В мрачном раздумье Элеонора вспомнила еще один разговор между актрисой и майором. Мейзи предупреждала его об осторожности в отношениях с Ниньей Марией. А может, его встречи с любовницей Уокера — что-то большее, чем просто светское развлечение? Может быть, это специально назначенные встречи конспираторов? Кому как не аристократке Нинье Марии было легче других получить информацию из бумаг американской команды? Такое удобное положение, как у нее, стоило защищать любой ценой. Хуанита, Жан-Поль, она сама, даже Грант и его карьера — всем этим можно безболезненно пожертвовать. Причина была серьезнее, чем мелкая ревность.
Что вдруг показалось Элеоноре чудовищным, так это то, как использовали Хуаниту — бросили на произвол судьбы, несмотря на ее услуги.
У нее возникло непреодолимое желание убедиться, что ее догадки верны.

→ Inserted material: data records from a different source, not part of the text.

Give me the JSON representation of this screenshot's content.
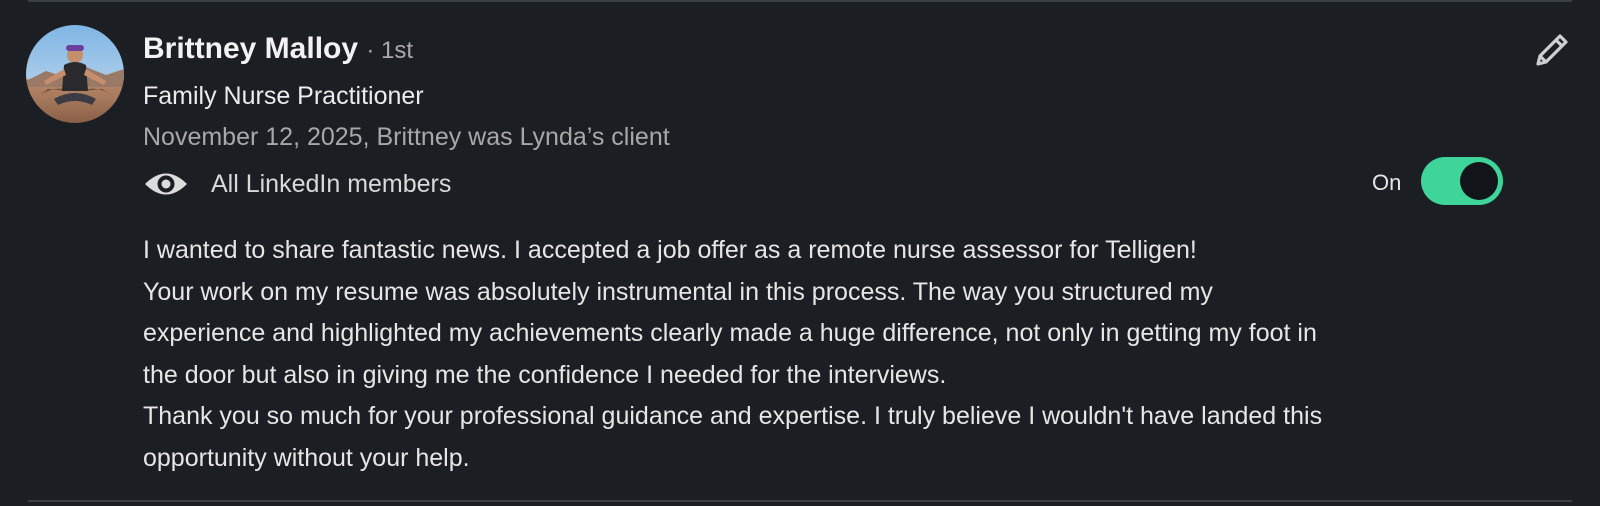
{
  "recommendation": {
    "author_name": "Brittney Malloy",
    "connection_degree": "· 1st",
    "headline": "Family Nurse Practitioner",
    "meta": "November 12, 2025, Brittney was Lynda’s client",
    "visibility": {
      "icon": "eye-icon",
      "label": "All LinkedIn members"
    },
    "toggle": {
      "label": "On",
      "state": "on",
      "color": "#3ed49a"
    },
    "edit_icon": "pencil-icon",
    "body_lines": [
      "I wanted to share fantastic news. I accepted a job offer as a remote nurse assessor for Telligen!",
      "Your work on my resume was absolutely instrumental in this process. The way you structured my",
      "experience and highlighted my achievements clearly made a huge difference, not only in getting my foot in",
      "the door but also in giving me the confidence I needed for the interviews.",
      "Thank you so much for your professional guidance and expertise. I truly believe I wouldn't have landed this",
      "opportunity without your help."
    ]
  }
}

— Слим? — позвала Элеонора негромким голосом, но достаточным, чтобы привлечь внимание. — Расскажи о признании Хуаниты. Что она сказала? Какими именно словами?
Слим, сидевший неподалеку от нар, упираясь затылком в каменную стену, медленно повернулся к ней.
— А что?
— Это не простое любопытство, — сказала она и объяснила, что ее мучает. Слим покачал головой.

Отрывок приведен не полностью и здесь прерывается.